Once a set is found, you can define a game where player 2 (you) has a definite advantage, Just let player 1 select which die to roll and you can always choose one which will, on average,  beat it.

Background & Techniques

Here's a program which solves puzzles illustrating the non-transitive nature of probability.  The best description I've found is at this Math Association page 

Transitivity is an important property of the "size" relationship that allows us to solve 
algebra and logic puzzles. Transitivity for relationship "R" means that if A "R" B is true and B "R" C is true then A "R" C is true. For example: If A=B and B=C then A=C; If A>B and B>C then A>C.

It does not hold true however for the more complex "defeats" relationship. For example, in the "Rock, Scissors, Paper" game: "Rock defeats Scissors" and "Scissors defeats Paper" does not imply that  "Paper defeats Rock".

The default parameters will solve the puzzle as stated above page, but you can experiment with other configurations.

Run times depend on the number of sides per die, the maximum dots per side and the the maximum number of dice allowed in a set that forms the non-transitive loop, where the last die in the set defeats the first die.   The minimum probability box sets  minimum chance of winning if played as a game where you let your opponent choose his die first and then you choose the die preceding his choice in the set. The  begin search from box can be used to specify a starting die configuration in case a prior partial search was interrupted.

Finally, since dice are difficult to physically produce, you can click on any solution line to view and/or print a set of cards representing a set of dice.  This has the advantage that we can consider "dice" with 3, 5, 7, 9, sides which would impossible to construct in the real world as fair dice.  Fronts of the cards represent the dots on a die side and unique card back designs distinguish the dice.

 
Non-programmers are welcome to read on, but may want to skip to the bottom of this page to download executable version of the program.

We use our TGraphSearch control to define the nodes of a graph - nodes are all possible arrangements of dots on  die sides.  For each of these we define edges as  those dice which this node beats with at least the minimum probability specified.  Now it is simply a matter of performing  a depth first search looking for a "path", ordered set of dice, with the property that the last die defeats the first with probability greater than or equal to the specified minimum.  

Searches can be long, so the Solve button label is changed to a "Stop" button while the search is running.   My usual technique to interrupt any program with long running loops is to use the stop button click to set a Tag property to a non-zero value.  The loop initializes Tag to zero and then checks the value within the loop  and stops on a  nonzero value.  It's important  to call Application.

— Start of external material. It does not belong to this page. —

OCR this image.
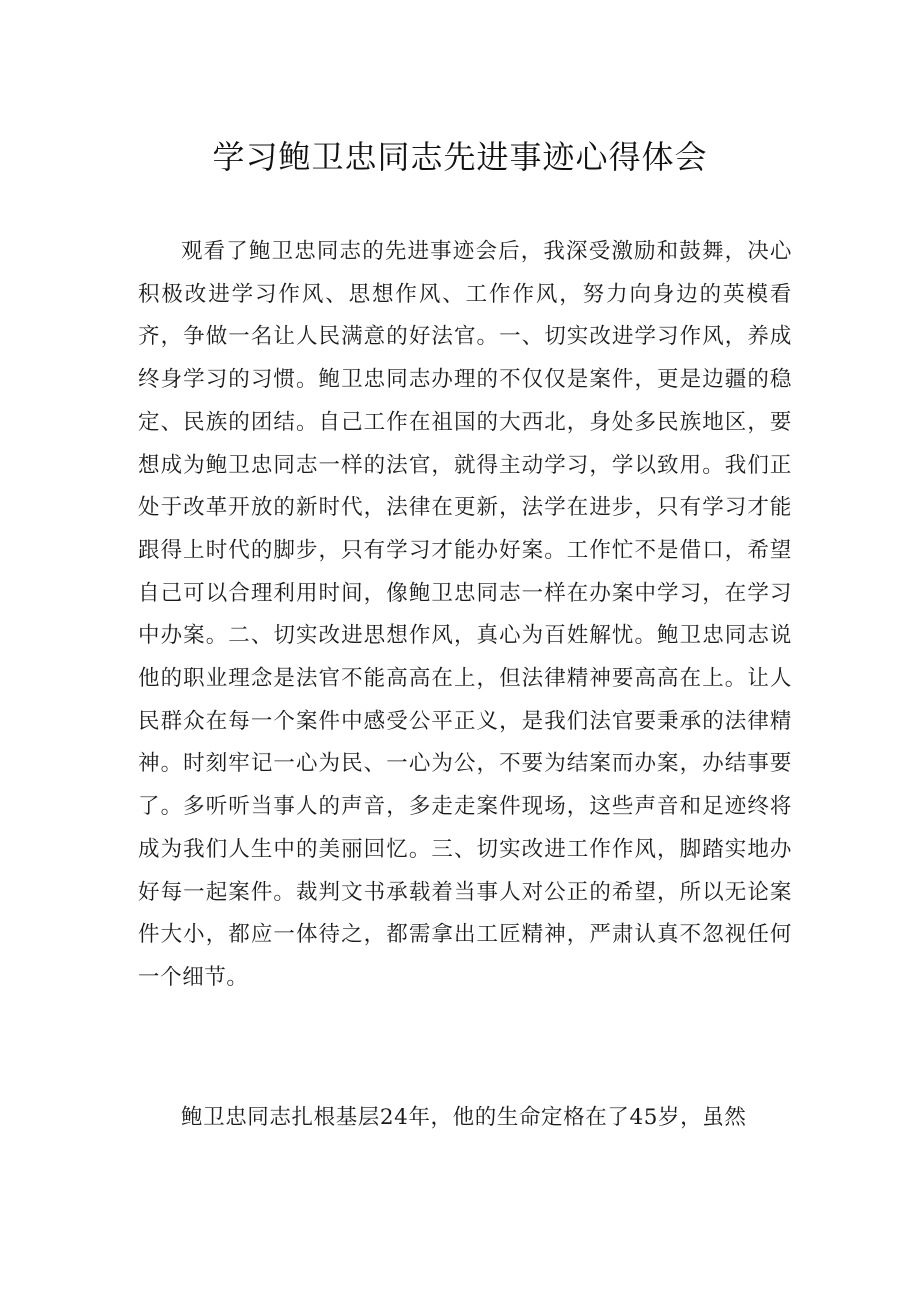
学习鲍卫忠同志先进事迹心得体会

观看了鲍卫忠同志的先进事迹会后，我深受激励和鼓舞，决心积极改进学习作风、思想作风、工作作风，努力向身边的英模看齐，争做一名让人民满意的好法官。一、切实改进学习作风，养成终身学习的习惯。鲍卫忠同志办理的不仅仅是案件，更是边疆的稳定、民族的团结。自己工作在祖国的大西北，身处多民族地区，要想成为鲍卫忠同志一样的法官，就得主动学习，学以致用。我们正处于改革开放的新时代，法律在更新，法学在进步，只有学习才能跟得上时代的脚步，只有学习才能办好案。工作忙不是借口，希望自己可以合理利用时间，像鲍卫忠同志一样在办案中学习，在学习中办案。二、切实改进思想作风，真心为百姓解忧。鲍卫忠同志说他的职业理念是法官不能高高在上，但法律精神要高高在上。让人民群众在每一个案件中感受公平正义，是我们法官要秉承的法律精神。时刻牢记一心为民、一心为公，不要为结案而办案，办结事要了。多听听当事人的声音，多走走案件现场，这些声音和足迹终将成为我们人生中的美丽回忆。三、切实改进工作作风，脚踏实地办好每一起案件。裁判文书承载着当事人对公正的希望，所以无论案件大小，都应一体待之，都需拿出工匠精神，严肃认真不忽视任何一个细节。

鲍卫忠同志扎根基层24年，他的生命定格在了45岁，虽然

ProcessMessages occasionally within the loop to allow a Stop button click to do it's thing.  

A separate Tabsheet to display and/or print a playing card version is made active when the user clicks on any solution.  The search is also stopped if it is still running when the click is made.  The playing cards simulate dice results by using one card for each die face and assigning a unique random card back design for each die.  In the current version, cards are laid out assuming landscape page orientation.    

I've added units UTGraphSearch  and UCardComponentV2 to the DFF Library zip file as part of our ongoing move to keeping commonly used items in a single location.    

Running/Exploring the Program 

bulletDownload source (requires one time download of DFFLIBV03 or later to compile).
bulletDownload latest library file,  DFFLibV15 .
bulletDownload  executable

Suggestions for Further Explorations

Faster search?
Smarter card layout when cards are to be printed.  The program should determine the number of rows and columns and best page orientation to maximize the size of individual card images.   Definitely doable, I just got tired of working on this silly program.